Cochlear implants were first introduced in the 60’s but the reaction from scientific community was negative due to lack of experimental trials and the risk of inner ear damage to patients. I first heard about the surgery through a co-worker of mine and did some research and I felt optimistic about the surgery as it was relatively “new” to the medical community.

In 2006 I purchased a pair of hearing aid and I was very excited to try on a device that could possibly change my life as my hearing was getting progressively worse (I was first diagnosed with about a 60% hearing loss). 
The device, which was a custom mold, was cumbersome to wear and it didn’t really help me hear the everyday noises and pitches that makes me such a shy and reserved person. After about a year or so I stopped wearing them and never looked back.

A couple of years ago, I was offered a good insurance package through my workplace in which I decided to take on and the first thing I asked my H.R. representative was the cost of hearing aids and to my surprise, my insurance would cover 100% of the cost.

I made an appointment with an audiologist and after the initial test she tells me that the device she sells wouldn’t help me. All of my high pitch decibels were gone and I’m comprehending speech at a 7% level.

My doctor then recommended to see a group of doctors at Tampa General that specializes in Cochlear Implant Surgery.

I was nervous at first and after all the testings I decided to go on with the surgery.

My life after Cochlear surgery has been interesting to say the least. I get people to stare at the back of my head, where I now have an attachment that is connected through a magnet that connects to a metal plate that is inserted in the back of my head. I don’t really mind since it’s been a journey that has completely changed my life since. Do I hear at 100% like most people do? No.

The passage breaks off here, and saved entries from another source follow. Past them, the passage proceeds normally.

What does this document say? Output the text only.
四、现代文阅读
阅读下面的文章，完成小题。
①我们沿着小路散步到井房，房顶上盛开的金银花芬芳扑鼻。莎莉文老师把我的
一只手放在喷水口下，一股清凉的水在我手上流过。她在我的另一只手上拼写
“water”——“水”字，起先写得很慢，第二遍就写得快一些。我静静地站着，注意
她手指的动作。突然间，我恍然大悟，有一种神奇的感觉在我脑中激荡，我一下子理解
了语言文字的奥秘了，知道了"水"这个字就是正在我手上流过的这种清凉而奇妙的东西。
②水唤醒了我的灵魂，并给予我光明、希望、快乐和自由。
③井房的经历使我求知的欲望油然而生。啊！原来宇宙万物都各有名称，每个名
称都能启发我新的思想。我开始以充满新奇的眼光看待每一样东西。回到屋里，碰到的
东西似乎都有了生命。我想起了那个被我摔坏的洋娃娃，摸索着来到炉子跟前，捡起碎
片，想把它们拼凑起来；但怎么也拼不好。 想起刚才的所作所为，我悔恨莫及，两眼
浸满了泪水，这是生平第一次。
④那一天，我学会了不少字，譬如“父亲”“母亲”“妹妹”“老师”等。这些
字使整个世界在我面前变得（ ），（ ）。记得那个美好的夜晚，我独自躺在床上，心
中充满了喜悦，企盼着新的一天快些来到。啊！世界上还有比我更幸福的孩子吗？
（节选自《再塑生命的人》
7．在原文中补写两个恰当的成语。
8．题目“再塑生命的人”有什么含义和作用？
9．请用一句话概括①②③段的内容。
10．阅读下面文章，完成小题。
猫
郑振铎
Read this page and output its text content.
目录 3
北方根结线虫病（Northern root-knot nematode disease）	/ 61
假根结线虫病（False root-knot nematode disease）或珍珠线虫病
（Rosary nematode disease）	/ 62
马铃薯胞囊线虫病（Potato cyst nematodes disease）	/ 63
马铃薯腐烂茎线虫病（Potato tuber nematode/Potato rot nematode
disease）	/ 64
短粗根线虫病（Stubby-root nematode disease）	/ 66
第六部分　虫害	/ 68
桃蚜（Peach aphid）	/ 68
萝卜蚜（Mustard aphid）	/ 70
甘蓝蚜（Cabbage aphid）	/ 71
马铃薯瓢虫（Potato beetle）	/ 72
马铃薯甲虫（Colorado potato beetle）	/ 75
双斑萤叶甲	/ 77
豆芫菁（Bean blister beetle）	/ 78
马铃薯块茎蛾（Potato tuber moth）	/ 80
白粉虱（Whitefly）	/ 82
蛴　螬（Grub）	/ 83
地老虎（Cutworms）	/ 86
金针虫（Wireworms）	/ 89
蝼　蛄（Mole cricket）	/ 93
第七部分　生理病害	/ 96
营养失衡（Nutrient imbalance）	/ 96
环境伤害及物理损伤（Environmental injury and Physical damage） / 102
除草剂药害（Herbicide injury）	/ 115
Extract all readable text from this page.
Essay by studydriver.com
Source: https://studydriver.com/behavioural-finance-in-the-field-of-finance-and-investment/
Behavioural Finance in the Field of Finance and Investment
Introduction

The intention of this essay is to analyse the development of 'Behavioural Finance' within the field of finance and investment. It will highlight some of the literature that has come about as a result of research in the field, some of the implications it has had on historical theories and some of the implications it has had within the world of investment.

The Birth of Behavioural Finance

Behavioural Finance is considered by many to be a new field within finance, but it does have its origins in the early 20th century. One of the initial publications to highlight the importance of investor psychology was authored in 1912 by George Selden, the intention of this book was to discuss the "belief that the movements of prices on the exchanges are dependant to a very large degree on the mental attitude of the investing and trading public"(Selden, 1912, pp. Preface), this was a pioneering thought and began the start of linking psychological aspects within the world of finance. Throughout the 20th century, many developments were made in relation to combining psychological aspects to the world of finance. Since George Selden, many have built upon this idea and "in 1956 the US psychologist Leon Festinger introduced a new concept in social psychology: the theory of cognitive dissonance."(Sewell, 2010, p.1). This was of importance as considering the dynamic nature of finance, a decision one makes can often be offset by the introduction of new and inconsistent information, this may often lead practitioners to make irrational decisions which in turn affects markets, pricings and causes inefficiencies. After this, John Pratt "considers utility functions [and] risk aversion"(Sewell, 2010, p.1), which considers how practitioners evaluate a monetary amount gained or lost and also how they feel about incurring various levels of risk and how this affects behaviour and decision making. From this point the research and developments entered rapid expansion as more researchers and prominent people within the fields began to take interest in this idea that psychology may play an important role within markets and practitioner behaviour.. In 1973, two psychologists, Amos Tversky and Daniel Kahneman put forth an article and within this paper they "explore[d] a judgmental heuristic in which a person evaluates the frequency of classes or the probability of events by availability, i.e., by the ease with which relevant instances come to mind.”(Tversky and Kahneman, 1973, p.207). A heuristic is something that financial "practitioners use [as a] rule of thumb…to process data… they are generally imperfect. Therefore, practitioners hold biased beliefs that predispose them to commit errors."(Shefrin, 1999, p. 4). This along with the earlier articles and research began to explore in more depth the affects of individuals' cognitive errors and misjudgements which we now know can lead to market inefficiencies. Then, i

But it has improved my life drastically ever since. I now hear sounds that I could never hear in the past such as smoke alarms (how annoying they are!), microwave beeps, and even my cat meowing. I could never in words try to explain exactly what I hear through my right ear (planning on having surgery on my left ear soon), but it’s like learning a new language. I still struggle at loud settings such as bars, and I still have to read peoples lips at times to fully comprehend conversations but I’m thrilled with the way they work and the impact they have in my life.

Cochlear implants have boosted my confidence to be more social and have less anxiety trying new things. I also enrolled in at Suncoast Developers Guild where I’m currently trying to learn how to be a software developer. Something that I would never have the courage to do without the surgery. I still struggle in class as I don’t comprehend everything that my instructors teach. Everyday in class I learn something new and I’m proud of that and I’m also learning about myself as well.

Lastly, I think I have problems connecting with people because I don’t understand part of conversations but a few years ago I met someone wonderful in my life and she’s been a huge factor in my decision to get the surgery as she’s been there for me every step of the way. I can say that our relationship has vastly improved since and we’ll be getting married at the end of 2018.